Eat Without Distraction. One rule we do have is that our dining table is a toy-free, screen-free space when we’re having a meal. It’s a matter of mutual respect and consideration. Family meals are sacred in my house. They’re one of the few opportunities we have to get together and chat over one of the most fundamental human activities.
Get Plenty of Fresh Air and Exercise. Getting outside is so important for every member of the family, but especially children. They need lots and lots of movement throughout the day to improve focus, digestion, motor skills, and sleep. Rather than restricting screens, think about encouraging more movement for balance.
Practice Good Sleep Hygiene. The so-called warnings about blue light got a little kick in the pants this year. A study challenged the idea that blue light impacts circadian rhythms. We don’t actually know if blue light is a problem. What we do know is that stimulation of any kind interrupts our sleep cycle. In our house, all screens and radios go off at 6:30 pm. That’s our family time and we cherish the ability to interact with each other without distraction. For a great night’s sleep, keep your kids’ room very dark, relatively cool (65 to 68 degrees Fahrenheit), and comfortably quiet.

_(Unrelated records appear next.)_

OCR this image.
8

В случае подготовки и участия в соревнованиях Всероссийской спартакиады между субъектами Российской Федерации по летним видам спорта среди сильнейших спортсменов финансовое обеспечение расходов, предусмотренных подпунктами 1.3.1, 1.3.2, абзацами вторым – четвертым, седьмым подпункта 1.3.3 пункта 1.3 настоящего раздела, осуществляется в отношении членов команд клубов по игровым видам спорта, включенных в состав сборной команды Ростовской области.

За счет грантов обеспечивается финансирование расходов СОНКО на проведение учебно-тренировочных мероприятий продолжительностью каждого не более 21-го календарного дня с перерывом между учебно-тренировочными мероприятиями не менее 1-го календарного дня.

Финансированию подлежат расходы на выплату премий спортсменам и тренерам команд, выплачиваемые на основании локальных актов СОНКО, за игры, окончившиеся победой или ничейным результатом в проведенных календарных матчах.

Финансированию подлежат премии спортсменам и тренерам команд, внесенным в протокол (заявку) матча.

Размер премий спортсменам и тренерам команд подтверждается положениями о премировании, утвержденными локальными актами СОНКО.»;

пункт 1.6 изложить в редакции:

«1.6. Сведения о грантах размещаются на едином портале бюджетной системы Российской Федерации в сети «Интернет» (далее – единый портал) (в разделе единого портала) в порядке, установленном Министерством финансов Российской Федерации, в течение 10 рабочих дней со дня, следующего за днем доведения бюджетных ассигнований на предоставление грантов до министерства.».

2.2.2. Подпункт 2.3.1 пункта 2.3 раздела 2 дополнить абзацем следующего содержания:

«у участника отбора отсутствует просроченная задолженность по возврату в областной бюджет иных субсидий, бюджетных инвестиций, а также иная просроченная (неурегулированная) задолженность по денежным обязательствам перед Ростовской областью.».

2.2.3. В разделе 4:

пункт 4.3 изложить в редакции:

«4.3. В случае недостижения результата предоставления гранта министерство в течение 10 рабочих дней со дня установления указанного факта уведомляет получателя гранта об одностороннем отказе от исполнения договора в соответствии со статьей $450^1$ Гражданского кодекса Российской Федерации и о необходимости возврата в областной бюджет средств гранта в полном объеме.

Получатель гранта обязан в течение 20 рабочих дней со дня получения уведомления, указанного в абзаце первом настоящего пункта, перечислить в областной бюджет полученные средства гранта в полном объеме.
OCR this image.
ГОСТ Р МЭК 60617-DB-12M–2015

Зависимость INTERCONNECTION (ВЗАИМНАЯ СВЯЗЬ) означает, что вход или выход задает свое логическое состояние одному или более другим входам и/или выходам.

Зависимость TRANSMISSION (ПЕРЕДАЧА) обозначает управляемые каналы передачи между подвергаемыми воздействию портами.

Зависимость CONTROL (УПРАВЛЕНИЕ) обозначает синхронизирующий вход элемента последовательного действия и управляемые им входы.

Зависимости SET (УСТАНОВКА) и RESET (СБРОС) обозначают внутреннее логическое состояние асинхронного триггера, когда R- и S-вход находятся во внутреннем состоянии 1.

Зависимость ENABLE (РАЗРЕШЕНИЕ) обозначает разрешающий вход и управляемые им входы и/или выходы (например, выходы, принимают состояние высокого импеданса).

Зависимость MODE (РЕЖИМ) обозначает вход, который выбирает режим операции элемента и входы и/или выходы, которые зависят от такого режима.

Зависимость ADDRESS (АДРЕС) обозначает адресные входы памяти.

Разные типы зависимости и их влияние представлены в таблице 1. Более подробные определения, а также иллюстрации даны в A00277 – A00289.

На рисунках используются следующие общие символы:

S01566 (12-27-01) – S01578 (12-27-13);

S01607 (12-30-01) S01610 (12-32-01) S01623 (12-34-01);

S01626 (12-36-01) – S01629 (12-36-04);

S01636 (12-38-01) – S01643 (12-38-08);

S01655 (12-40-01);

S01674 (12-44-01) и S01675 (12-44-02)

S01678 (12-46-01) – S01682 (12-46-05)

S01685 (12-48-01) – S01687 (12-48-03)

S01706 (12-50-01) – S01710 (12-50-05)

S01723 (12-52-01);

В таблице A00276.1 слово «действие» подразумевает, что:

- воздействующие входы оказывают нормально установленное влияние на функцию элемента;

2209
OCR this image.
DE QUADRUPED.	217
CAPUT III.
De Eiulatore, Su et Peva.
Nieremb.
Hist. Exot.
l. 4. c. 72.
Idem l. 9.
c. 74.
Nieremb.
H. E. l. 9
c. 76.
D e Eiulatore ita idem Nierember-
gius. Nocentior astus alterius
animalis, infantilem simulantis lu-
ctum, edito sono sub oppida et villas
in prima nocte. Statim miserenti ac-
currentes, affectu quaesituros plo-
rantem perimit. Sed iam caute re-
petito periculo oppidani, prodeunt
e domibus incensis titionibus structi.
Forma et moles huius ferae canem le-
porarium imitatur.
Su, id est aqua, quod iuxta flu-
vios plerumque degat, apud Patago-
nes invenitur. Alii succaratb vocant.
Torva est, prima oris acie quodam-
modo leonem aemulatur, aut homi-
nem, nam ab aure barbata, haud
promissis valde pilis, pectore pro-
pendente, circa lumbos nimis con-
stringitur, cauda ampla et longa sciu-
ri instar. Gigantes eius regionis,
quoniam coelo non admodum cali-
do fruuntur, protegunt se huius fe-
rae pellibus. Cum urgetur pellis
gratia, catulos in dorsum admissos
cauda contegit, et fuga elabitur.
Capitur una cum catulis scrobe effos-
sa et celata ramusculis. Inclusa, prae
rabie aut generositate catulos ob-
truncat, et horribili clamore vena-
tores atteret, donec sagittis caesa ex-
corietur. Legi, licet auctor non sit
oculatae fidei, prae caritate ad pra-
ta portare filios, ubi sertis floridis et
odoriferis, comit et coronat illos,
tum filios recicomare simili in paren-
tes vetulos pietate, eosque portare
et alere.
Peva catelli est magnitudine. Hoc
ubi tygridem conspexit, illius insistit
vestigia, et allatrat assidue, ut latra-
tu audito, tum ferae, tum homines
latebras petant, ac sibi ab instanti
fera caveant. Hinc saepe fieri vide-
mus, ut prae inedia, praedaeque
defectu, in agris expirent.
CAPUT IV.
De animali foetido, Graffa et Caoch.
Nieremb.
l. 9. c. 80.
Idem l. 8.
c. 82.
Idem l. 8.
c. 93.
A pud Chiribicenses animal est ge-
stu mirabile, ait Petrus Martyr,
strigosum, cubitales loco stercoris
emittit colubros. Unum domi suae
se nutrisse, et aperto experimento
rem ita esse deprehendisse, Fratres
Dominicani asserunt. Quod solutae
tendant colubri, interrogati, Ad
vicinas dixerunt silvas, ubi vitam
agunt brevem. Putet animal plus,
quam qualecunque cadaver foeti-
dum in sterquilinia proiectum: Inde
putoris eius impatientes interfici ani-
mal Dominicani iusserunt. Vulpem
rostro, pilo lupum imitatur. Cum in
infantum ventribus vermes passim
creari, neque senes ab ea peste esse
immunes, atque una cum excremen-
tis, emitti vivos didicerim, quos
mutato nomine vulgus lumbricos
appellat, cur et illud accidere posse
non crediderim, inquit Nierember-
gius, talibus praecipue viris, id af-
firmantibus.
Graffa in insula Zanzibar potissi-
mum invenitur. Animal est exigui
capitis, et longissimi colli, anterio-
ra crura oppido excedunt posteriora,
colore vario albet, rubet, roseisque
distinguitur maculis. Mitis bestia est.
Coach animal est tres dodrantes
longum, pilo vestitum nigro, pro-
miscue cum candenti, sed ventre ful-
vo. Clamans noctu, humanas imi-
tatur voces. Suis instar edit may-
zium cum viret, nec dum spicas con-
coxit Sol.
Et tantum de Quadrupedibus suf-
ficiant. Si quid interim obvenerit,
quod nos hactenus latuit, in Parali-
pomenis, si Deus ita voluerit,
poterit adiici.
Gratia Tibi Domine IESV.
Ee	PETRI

Like many parents, when I first became a mom, I was hypervigilant about everything. I stressed myself out trying to do everything by the book, until life taught me that wisdom beats out perfection every time. If you want your children to enjoy screens, let them. Formulate some guidelines for yourself and conduct self-checks to make sure your guidelines are working. Talk with your kids about your concerns. Let them know your values and also that you trust them to know what their minds and bodies need. As new evidence emerges, we’ll be in a great position to shift some of our guidelines to better support our children’s development. Screens are ok, y’all. Promise!